Huang Huei-Chung, Qin Li-Xuan
Department of Epidemiology and Biostatistics, Memorial Sloan Kettering Cancer Center, New York, NY, USA.
PeerJ. 2018 Apr 11;6:e4584. doi: 10.7717/peerj.4584. eCollection 2018.
Data artifacts due to variations in experimental handling are ubiquitous in microarray studies, and they can lead to biased and irreproducible findings. A popular approach to correct for such artifacts is through post hoc data adjustment such as data normalization. Statistical methods for data normalization have been developed and evaluated primarily for the discovery of individual molecular biomarkers. Their performance has rarely been studied for the development of multi-marker molecular classifiers-an increasingly important application of microarrays in the era of personalized medicine.

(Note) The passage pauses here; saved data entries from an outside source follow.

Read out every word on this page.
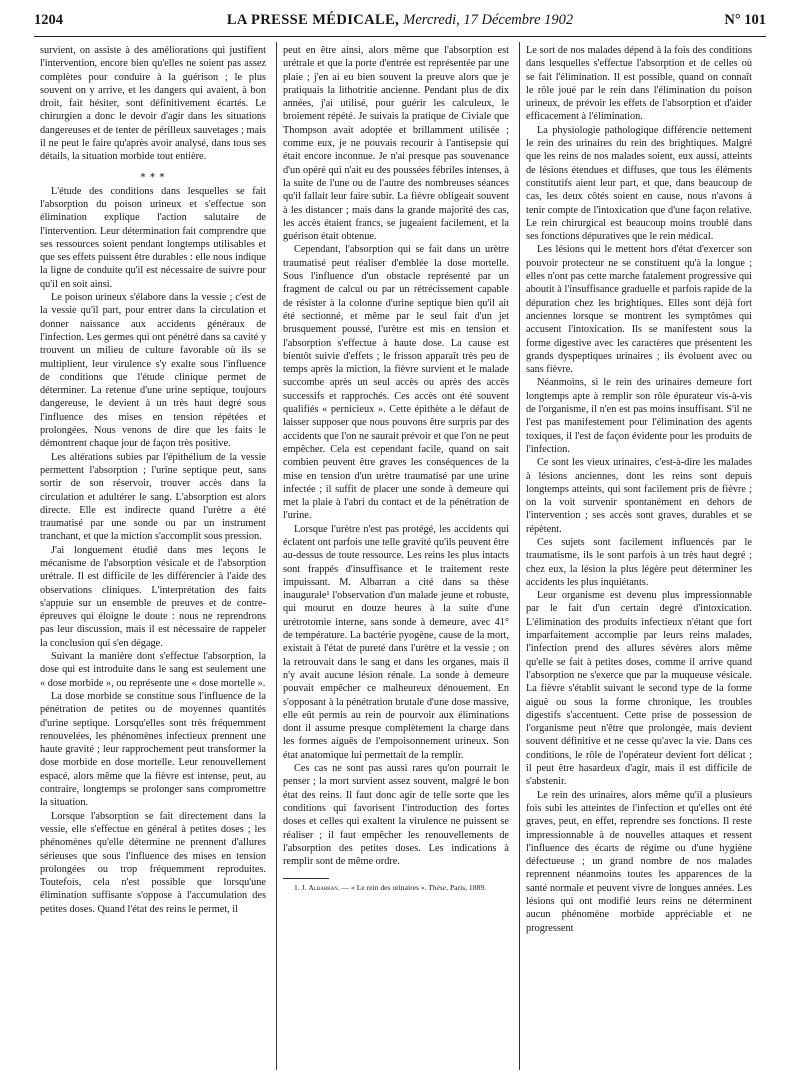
1204	LA PRESSE MÉDICALE, Mercredi, 17 Décembre 1902	N° 101

survient, on assiste à des améliorations qui justifient l'intervention, encore bien qu'elles ne soient pas assez complètes pour conduire à la guérison ; le plus souvent on y arrive, et les dangers qui avaient, à bon droit, fait hésiter, sont définitivement écartés. Le chirurgien a donc le devoir d'agir dans les situations dangereuses et de tenter de périlleux sauvetages ; mais il ne peut le faire qu'après avoir analysé, dans tous ses détails, la situation morbide tout entière.

⁎ ⁎ ⁎

L'étude des conditions dans lesquelles se fait l'absorption du poison urineux et s'effectue son élimination explique l'action salutaire de l'intervention. Leur détermination fait comprendre que ses ressources soient pendant longtemps utilisables et que ses effets puissent être durables : elle nous indique la ligne de conduite qu'il est nécessaire de suivre pour qu'il en soit ainsi.

Le poison urineux s'élabore dans la vessie ; c'est de la vessie qu'il part, pour entrer dans la circulation et donner naissance aux accidents généraux de l'infection. Les germes qui ont pénétré dans sa cavité y trouvent un milieu de culture favorable où ils se multiplient, leur virulence s'y exalte sous l'influence de conditions que l'étude clinique permet de déterminer. La retenue d'une urine septique, toujours dangereuse, le devient à un très haut degré sous l'influence des mises en tension répétées et prolongées. Nous venons de dire que les faits le démontrent chaque jour de façon très positive.

Les altérations subies par l'épithélium de la vessie permettent l'absorption ; l'urine septique peut, sans sortir de son réservoir, trouver accès dans la circulation et adultérer le sang. L'absorption est alors directe. Elle est indirecte quand l'urètre a été traumatisé par une sonde ou par un instrument tranchant, et que la miction s'accomplit sous pression.

J'ai longuement étudié dans mes leçons le mécanisme de l'absorption vésicale et de l'absorption urétrale. Il est difficile de les différencier à l'aide des observations cliniques. L'interprétation des faits s'appuie sur un ensemble de preuves et de contre-épreuves qui éloigne le doute : nous ne reprendrons pas leur discussion, mais il est nécessaire de rappeler la conclusion qui s'en dégage.

Suivant la manière dont s'effectue l'absorption, la dose qui est introduite dans le sang est seulement une « dose morbide », ou représente une « dose mortelle ».

La dose morbide se constitue sous l'influence de la pénétration de petites ou de moyennes quantités d'urine septique. Lorsqu'elles sont très fréquemment renouvelées, les phénomènes infectieux prennent une haute gravité ; leur rapprochement peut transformer la dose morbide en dose mortelle. Leur renouvellement espacé, alors même que la fièvre est intense, peut, au contraire, longtemps se prolonger sans compromettre la situation.

Lorsque l'absorption se fait directement dans la vessie, elle s'effectue en général à petites doses ; les phénomènes qu'elle détermine ne prennent d'allures sérieuses que sous l'influence des mises en tension prolongées ou trop fréquemment reproduites. Toutefois, cela n'est possible que lorsqu'une élimination suffisante s'oppose à l'accumulation des petites doses. Quand l'état des reins le permet, il

peut en être ainsi, alors même que l'absorption est urétrale et que la porte d'entrée est représentée par une plaie ; j'en ai eu bien souvent la preuve alors que je pratiquais la lithotritie ancienne. Pendant plus de dix années, j'ai utilisé, pour guérir les calculeux, le broiement répété. Je suivais la pratique de Civiale que Thompson avait adoptée et brillamment utilisée ; comme eux, je ne pouvais recourir à l'antisepsie qui était encore inconnue. Je n'ai presque pas souvenance d'un opéré qui n'ait eu des poussées fébriles intenses, à la suite de l'une ou de l'autre des nombreuses séances qu'il fallait leur faire subir. La fièvre obligeait souvent à les distancer ; mais dans la grande majorité des cas, les accès étaient francs, se jugeaient facilement, et la guérison était obtenue.

Cependant, l'absorption qui se fait dans un urètre traumatisé peut réaliser d'emblée la dose mortelle. Sous l'influence d'un obstacle représenté par un fragment de calcul ou par un rétrécissement capable de résister à la colonne d'urine septique bien qu'il ait été sectionné, et même par le seul fait d'un jet brusquement poussé, l'urètre est mis en tension et l'absorption s'effectue à haute dose. La cause est bientôt suivie d'effets ; le frisson apparaît très peu de temps après la miction, la fièvre survient et le malade succombe après un seul accès ou après des accès successifs et rapprochés. Ces accès ont été souvent qualifiés « pernicieux ». Cette épithète a le défaut de laisser supposer que nous pouvons être surpris par des accidents que l'on ne saurait prévoir et que l'on ne peut empêcher. Cela est cependant facile, quand on sait combien peuvent être graves les conséquences de la mise en tension d'un urètre traumatisé par une urine infectée ; il suffit de placer une sonde à demeure qui met la plaie à l'abri du contact et de la pénétration de l'urine.

Lorsque l'urètre n'est pas protégé, les accidents qui éclatent ont parfois une telle gravité qu'ils peuvent être au-dessus de toute ressource. Les reins les plus intacts sont frappés d'insuffisance et le traitement reste impuissant. M. Albarran a cité dans sa thèse inaugurale¹ l'observation d'un malade jeune et robuste, qui mourut en douze heures à la suite d'une urétrotomie interne, sans sonde à demeure, avec 41° de température. La bactérie pyogène, cause de la mort, existait à l'état de pureté dans l'urètre et la vessie ; on la retrouvait dans le sang et dans les organes, mais il n'y avait aucune lésion rénale. La sonde à demeure pouvait empêcher ce malheureux dénouement. En s'opposant à la pénétration brutale d'une dose massive, elle eût permis au rein de pourvoir aux éliminations dont il assume presque complètement la charge dans les formes aiguës de l'empoisonnement urineux. Son état anatomique lui permettait de la remplir.

Ces cas ne sont pas aussi rares qu'on pourrait le penser ; la mort survient assez souvent, malgré le bon état des reins. Il faut donc agir de telle sorte que les conditions qui favorisent l'introduction des fortes doses et celles qui exaltent la virulence ne puissent se réaliser ; il faut empêcher les renouvellements de l'absorption des petites doses. Les indications à remplir sont de même ordre.

1. J. Albarran. — « Le rein des urinaires ». Thèse, Paris, 1889.

Le sort de nos malades dépend à la fois des conditions dans lesquelles s'effectue l'absorption et de celles où se fait l'élimination. Il est possible, quand on connaît le rôle joué par le rein dans l'élimination du poison urineux, de prévoir les effets de l'absorption et d'aider efficacement à l'élimination.

La physiologie pathologique différencie nettement le rein des urinaires du rein des brightiques. Malgré que les reins de nos malades soient, eux aussi, atteints de lésions étendues et diffuses, que tous les éléments constitutifs aient leur part, et que, dans beaucoup de cas, les deux côtés soient en cause, nous n'avons à tenir compte de l'intoxication que d'une façon relative. Le rein chirurgical est beaucoup moins troublé dans ses fonctions dépuratives que le rein médical.

Les lésions qui le mettent hors d'état d'exercer son pouvoir protecteur ne se constituent qu'à la longue ; elles n'ont pas cette marche fatalement progressive qui aboutit à l'insuffisance graduelle et parfois rapide de la dépuration chez les brightiques. Elles sont déjà fort anciennes lorsque se montrent les symptômes qui accusent l'intoxication. Ils se manifestent sous la forme digestive avec les caractères que présentent les grands dyspeptiques urinaires ; ils évoluent avec ou sans fièvre.

Néanmoins, si le rein des urinaires demeure fort longtemps apte à remplir son rôle épurateur vis-à-vis de l'organisme, il n'en est pas moins insuffisant. S'il ne l'est pas manifestement pour l'élimination des agents toxiques, il l'est de façon évidente pour les produits de l'infection.

Ce sont les vieux urinaires, c'est-à-dire les malades à lésions anciennes, dont les reins sont depuis longtemps atteints, qui sont facilement pris de fièvre ; on la voit survenir spontanément en dehors de l'intervention ; ses accès sont graves, durables et se répètent.

Ces sujets sont facilement influencés par le traumatisme, ils le sont parfois à un très haut degré ; chez eux, la lésion la plus légère peut déterminer les accidents les plus inquiétants.

Leur organisme est devenu plus impressionnable par le fait d'un certain degré d'intoxication. L'élimination des produits infectieux n'étant que fort imparfaitement accomplie par leurs reins malades, l'infection prend des allures sévères alors même qu'elle se fait à petites doses, comme il arrive quand l'absorption ne s'exerce que par la muqueuse vésicale. La fièvre s'établit suivant le second type de la forme aiguë ou sous la forme chronique, les troubles digestifs s'accentuent. Cette prise de possession de l'organisme peut n'être que prolongée, mais devient souvent définitive et ne cesse qu'avec la vie. Dans ces conditions, le rôle de l'opérateur devient fort délicat ; il peut être hasardeux d'agir, mais il est difficile de s'abstenir.

Le rein des urinaires, alors même qu'il a plusieurs fois subi les atteintes de l'infection et qu'elles ont été graves, peut, en effet, reprendre ses fonctions. Il reste impressionnable à de nouvelles attaques et ressent l'influence des écarts de régime ou d'une hygiène défectueuse ; un grand nombre de nos malades reprennent néanmoins toutes les apparences de la santé normale et peuvent vivre de longues années. Les lésions qui ont modifié leurs reins ne déterminent aucun phénomène morbide appréciable et ne progressent
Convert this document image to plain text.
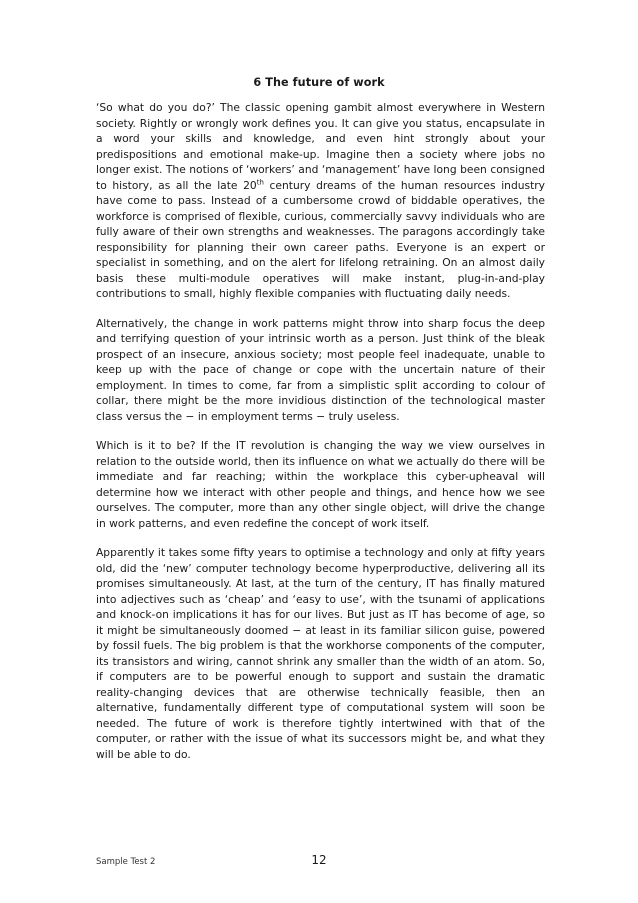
6 The future of work

‘So what do you do?’ The classic opening gambit almost everywhere in Western society. Rightly or wrongly work defines you. It can give you status, encapsulate in a word your skills and knowledge, and even hint strongly about your predispositions and emotional make-up. Imagine then a society where jobs no longer exist. The notions of ‘workers’ and ‘management’ have long been consigned to history, as all the late 20th century dreams of the human resources industry have come to pass. Instead of a cumbersome crowd of biddable operatives, the workforce is comprised of flexible, curious, commercially savvy individuals who are fully aware of their own strengths and weaknesses. The paragons accordingly take responsibility for planning their own career paths. Everyone is an expert or specialist in something, and on the alert for lifelong retraining. On an almost daily basis these multi-module operatives will make instant, plug-in-and-play contributions to small, highly flexible companies with fluctuating daily needs.

Alternatively, the change in work patterns might throw into sharp focus the deep and terrifying question of your intrinsic worth as a person. Just think of the bleak prospect of an insecure, anxious society; most people feel inadequate, unable to keep up with the pace of change or cope with the uncertain nature of their employment. In times to come, far from a simplistic split according to colour of collar, there might be the more invidious distinction of the technological master class versus the − in employment terms − truly useless.

Which is it to be? If the IT revolution is changing the way we view ourselves in relation to the outside world, then its influence on what we actually do there will be immediate and far reaching; within the workplace this cyber-upheaval will determine how we interact with other people and things, and hence how we see ourselves. The computer, more than any other single object, will drive the change in work patterns, and even redefine the concept of work itself.

Apparently it takes some fifty years to optimise a technology and only at fifty years old, did the ‘new’ computer technology become hyperproductive, delivering all its promises simultaneously. At last, at the turn of the century, IT has finally matured into adjectives such as ‘cheap’ and ‘easy to use’, with the tsunami of applications and knock-on implications it has for our lives. But just as IT has become of age, so it might be simultaneously doomed − at least in its familiar silicon guise, powered by fossil fuels. The big problem is that the workhorse components of the computer, its transistors and wiring, cannot shrink any smaller than the width of an atom. So, if computers are to be powerful enough to support and sustain the dramatic reality-changing devices that are otherwise technically feasible, then an alternative, fundamentally different type of computational system will soon be needed. The future of work is therefore tightly intertwined with that of the computer, or rather with the issue of what its successors might be, and what they will be able to do.

Sample Test 2	12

In this study, we set out to evaluate the performance of three commonly used methods for data normalization in the context of molecular classification, using extensive simulations based on re-sampling from a unique pair of microRNA microarray datasets for the same set of samples. The data and code for our simulations are freely available as R packages at GitHub.
In the presence of confounding handling effects, all three normalization methods tended to improve the accuracy of the classifier when evaluated in an independent test data. The level of improvement and the relative performance among the normalization methods depended on the relative level of molecular signal, the distributional pattern of handling effects (e.g., location shift vs scale change), and the statistical method used for building the classifier. In addition, cross-validation was associated with biased estimation of classification accuracy in the over-optimistic direction for all three normalization methods.
Normalization may improve the accuracy of molecular classification for data with confounding handling effects; however, it cannot circumvent the over-optimistic findings associated with cross-validation for assessing classification accuracy.
在微阵列研究中,由于实验操作差异导致的数据伪像普遍存在,它们可能会导致有偏差且不可重复的结果。一种常用的校正此类伪像的方法是通过事后数据调整,如数据归一化。数据归一化的统计方法主要是为发现个体分子生物标志物而开发和评估的。在多标记分子分类器的开发中,它们的性能很少被研究,而多标记分子分类器是个性化医疗时代微阵列越来越重要的应用。
在本研究中,我们着手评估三种常用数据归一化方法在分子分类背景下的性能,使用基于从同一组样本的一对独特的微小RNA微阵列数据集重新采样的广泛模拟。我们模拟的数据和代码可作为R包在GitHub上免费获取。
在存在混杂操作效应的情况下,当在独立测试数据中评估时,所有三种归一化方法都倾向于提高分类器的准确性。归一化方法之间的改进程度和相对性能取决于分子信号的相对水平、操作效应的分布模式(例如,位置偏移与尺度变化)以及用于构建分类器的统计方法。此外,对于所有三种归一化方法,交叉验证与分类准确性的过度乐观方向的偏差估计相关。
归一化可能会提高具有混杂操作效应的数据的分子分类准确性;然而,它无法规避与用于评估分类准确性的交叉验证相关的过度乐观结果。